I think this is a very interesting question. I think it’s not an easy question at all. In general, one thing I realized with the victims of racism, I sense that many of them start at some point, and after several years as they start to feel it, some of them start to see themselves as citizens of a third class of society. If everybody keeps telling me I am sh-t, at some point, there is a great chance that I start to believe it. I sense that, for example, with refugees—refugees who were longer in the country started talking bad about refugees that just came recently.

But the fact that [Xhafer is acting] like this, to be honest, I don’t think that nationality is that important. I think the social status he has in the society is quite important. For me, it has much more to do with the fact that she’s just a cleaning lady than the fact that she’s from Kosovo. I was very much trying [to show] in the film that nobody sees anybody. They are too busy in their own world. It’s like everybody is in a bubble. As you said before, Xhafer is in a very good situation. He has a very good job, he has money, he could not be more a part of society. I also wanted to have another foreigner to be represented in the film. Because compared to the problems that the cleaning lady is having, Xhafer’s problems are like a luxury.

“Integration” is a loaded term, particularly when it comes to a place like Germany—what Xhafer calls a “wannabe-cultivated, phony country”—and immigrants from outside so-called Western society. These past few years have been a period of mass migration and displacement, and certainly here in Europe, we’re constantly confronting these questions of “otherness” and “belonging.” When you look at Germany, or at Europe as a whole, how do you think future generations will judge us during this time?
To be honest, since we have somebody like Trump, I have no clue how to answer this question. Since so many things are becoming normal, and things that I would have never believed 10 years ago would be possible. I have no clue in what direction all this is going.

I can say, at least, Germany, because of the history, it has a very sensitive way of dealing with racism and nationalism. For example, in 2011, I was in Switzerland. There is a very racist party, and they were using very racist ads, and I was so happy that Germany would never do that. But all this changed [in] 2015, basically. In 2015, 2016, there was this New Year’s Eve in Cologne [where hundreds of women reported being harassed or sexually assaulted, with many of the attackers alleged to have been of North African or Middle Eastern origin]. It was a huge thing. And after that, I felt like a huge paranoia was going on in the country. And this was the year when I wrote the script. This was a very important thing for me, this paranoia. In 2015, most of the [German] people thought it was necessary to [welcome] refugees. This changed in 2016.

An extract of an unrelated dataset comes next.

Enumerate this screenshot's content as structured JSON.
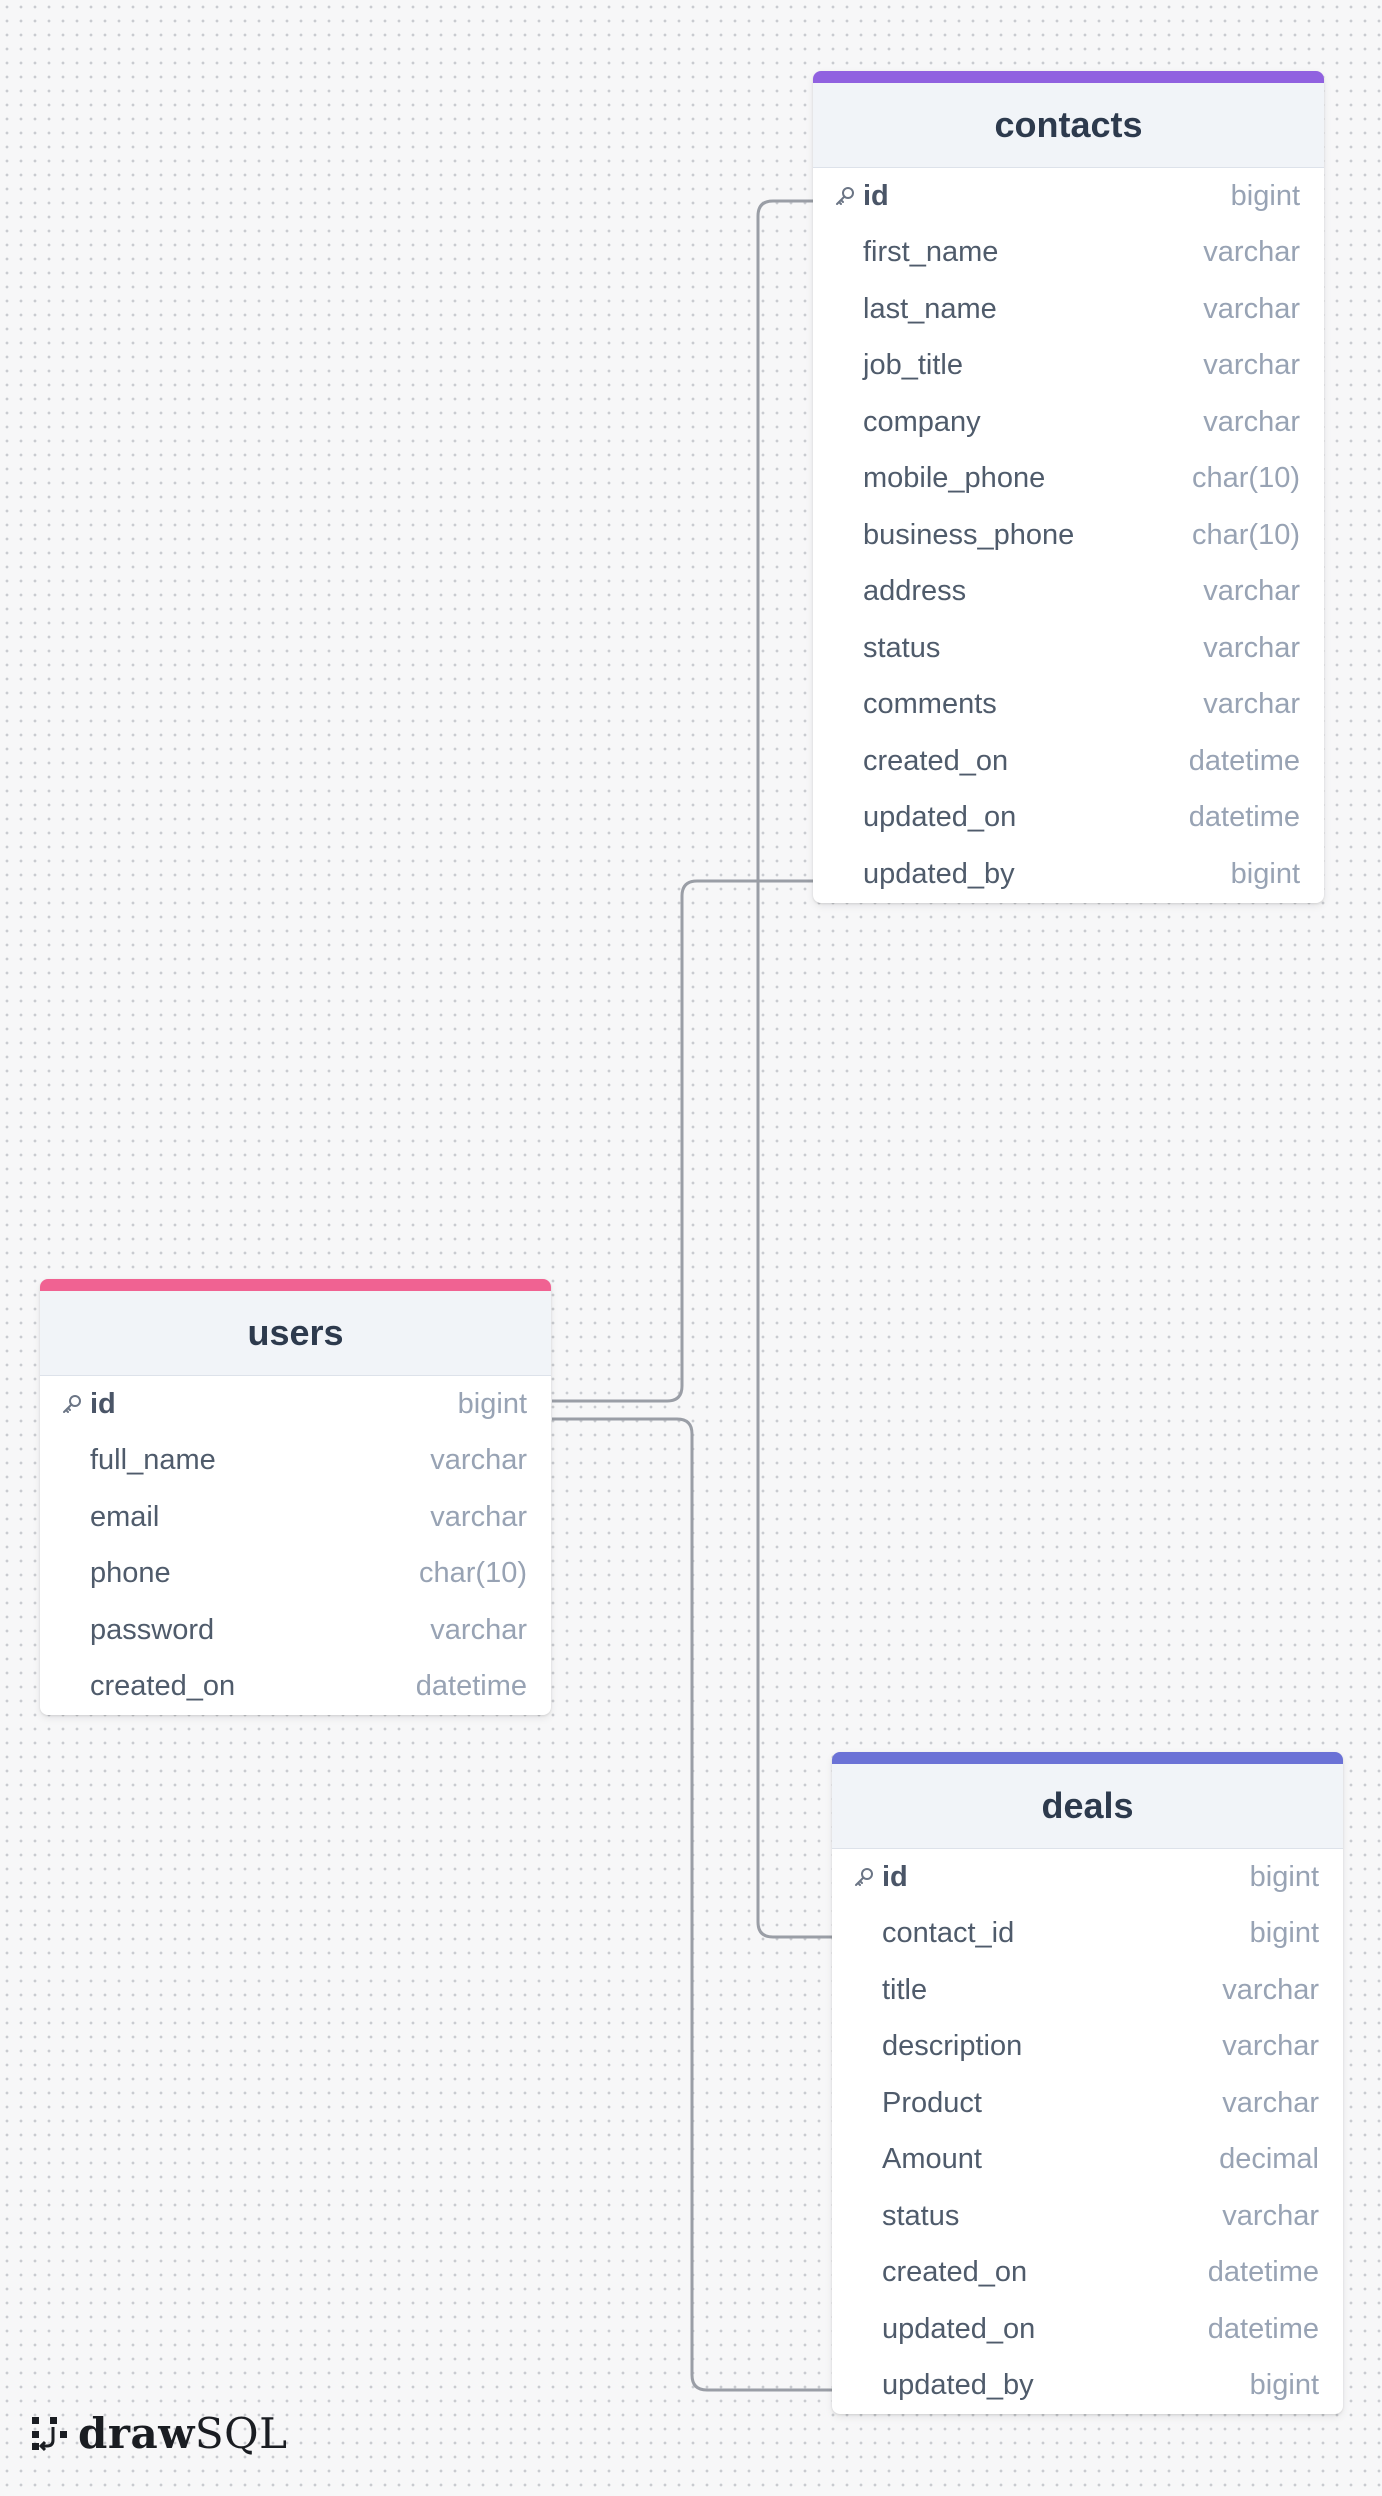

I had another experience. I was in Vienna, and I took a car to get to Cologne. I had to wait on the border for one hour. Since I’m from Kosovo, I have a very different relationship to borders, and I consider not having a border to be one of the biggest achievements you can have. I was waiting there to get checked, and I was thinking how weird it is, because it felt so normal. And how easily things can turn into their opposite, and feel as normal as they did before.